I’m trying to replicate a workflow similar to what Alias does.
In Alias, when you create a fillet between two theoretical surfaces, the fillet command generates the fillet boundary as a Bezier curve and uses that curve to trim the surfaces. As a result, the fillet connects to a trimmed edge that may have many control points, but the boundary itself remains a clean Bezier.
When I try to achieve the same thing in Rhino, the fillet edge is created as a multi-span surface from the start. On top of that, I don’t see a way to fit or enforce a Bezier curve onto the surface edge (if that’s even possible).
Has anyone found a way to get closer to the Alias-style behavior in Rhino, or is this a fundamental limitation of Rhino’s fillet workflow?
The only way I’ve found to deal with this is to change the degree of the multispan fillet in U to whatever you think will achieve tolerance (usually I just go straight to degree 7) and then remove all the knots from the multispan, leaving a single span degree 7 in U and a weighted V.
I’ve yet to come across a situation where the de-knotted multispan doesn’t achieve the same tolerance as the original multispan which begs the question why do we have to have these awful multispans in the first place?
Unfortunately it’s a long-winded process to convert all fillet segments if you have a long fillet run.
Well, this is the issue! And what Alias does is the opposite of it.
Instead of manually rebuilding the fillet into a single span after the trim, it defines the fillet boundary as a Bezier curve from the start and trims the parent surfaces with it. The Edge continuity G0 (atleast) is preserved because the boundary is trimmed from Bezier on Surface.

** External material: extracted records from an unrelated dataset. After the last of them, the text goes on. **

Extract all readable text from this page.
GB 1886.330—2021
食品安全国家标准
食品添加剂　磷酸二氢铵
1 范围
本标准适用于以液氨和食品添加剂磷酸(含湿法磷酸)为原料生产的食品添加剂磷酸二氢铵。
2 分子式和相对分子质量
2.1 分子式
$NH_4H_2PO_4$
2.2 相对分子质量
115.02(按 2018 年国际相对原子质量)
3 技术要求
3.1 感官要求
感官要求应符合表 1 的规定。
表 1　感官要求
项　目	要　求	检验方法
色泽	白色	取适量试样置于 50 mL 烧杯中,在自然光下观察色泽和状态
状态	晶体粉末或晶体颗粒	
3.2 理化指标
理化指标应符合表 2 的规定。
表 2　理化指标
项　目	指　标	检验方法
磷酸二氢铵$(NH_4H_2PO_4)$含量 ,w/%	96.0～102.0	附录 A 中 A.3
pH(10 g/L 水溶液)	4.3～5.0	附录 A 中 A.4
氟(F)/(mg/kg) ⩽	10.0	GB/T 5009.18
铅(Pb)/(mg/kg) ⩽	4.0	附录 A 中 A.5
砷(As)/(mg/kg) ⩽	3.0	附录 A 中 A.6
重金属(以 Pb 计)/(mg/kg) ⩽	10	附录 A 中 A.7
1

In Rhino, once we rebuild or de-knot the multispan fillet into a single span, we’re forced to re-match, and in almost ALL cases that introduces deviation. If Rhino could trim the base surfaces directly with a Bezier fillet boundary—rather than generating a multispan surface first—it would remove a lot of manual cleanup and make Class-A single-span workflows far more practical.
That would be a huge step forward for high-quality surfacing in Rhino.
In general trimming a surface with a single span (Bezier) curve will not result in a edge which is a single span curve (or exactly a NURBS curve) unless the shape of the surface is changed. That is how the basic math of NURBS curves and surfaces works. The edge curve can be approximated by a Bezier curve but the deviation from the “exact” trimmed edge may be larger than is acceptable.
An exception to the statement above is IF the trim curve exactly coincides with an isocurve of the surface then the trimmed edge will be exactly a NURBS curve.
So the question is what is Alias doing? Are you currently also working in Alias? If so create fillets in both Rhino and Alias using exactly the same geometry as the input?
Another possibiliity, particularly if you are not currently using Alias, is the situation you remember from Alias is different that what you doing in Rhino.
I used to use ICEM Surf and although the fillets were single span the edges of all trimmed (faced) surfaces were always multispan. Exactly the same as in Rhino.
I would encourage you to try the de-knotting and use a default value of degree 7 for U. I personally haven’t found any converted surfaces that are out of tolerance afterwards.
But, yes, it would be nice if the fillet tool spat out single spans instead of multispans!
I never said it would create a single-span edge. If you look at the red surface in the image I shared earlier, the trimmed edge clearly consists of multiple control points. However, in Alias, the fillet surface itself (blue) is single span and G2 continuous straight from the command.
I’m attaching a video from Alias that demonstrates this behavior and the functionality I’m referring to.
In ICEM (I guess Alias too) you get direct control over the U/V build of the fillet.
In Rhino this is hidden from the user and appears to be coded to create degree 3 multispan surfaces. Where it deviates from the file tolerance it’ll add in knots or break into a new degree 3 multispan. We just need this engine exposed to the user to decide how the fillet should be constructed and then have feedback on what tolerance has been achieved with those settings.
Hopefully @menno will save us from this multispan hell one day, he’s done a fantastic job fixing the patch tool! Thanks Menno!
In general it is not possible to exactly match a single span surface to a multispan curve or trimmed edge which is a multispan curve. That is why my statement above is important.
I agree. In the video it appears they are using a tool similar to RefitTrim to convert a trimmed surface to an untrimmed surface.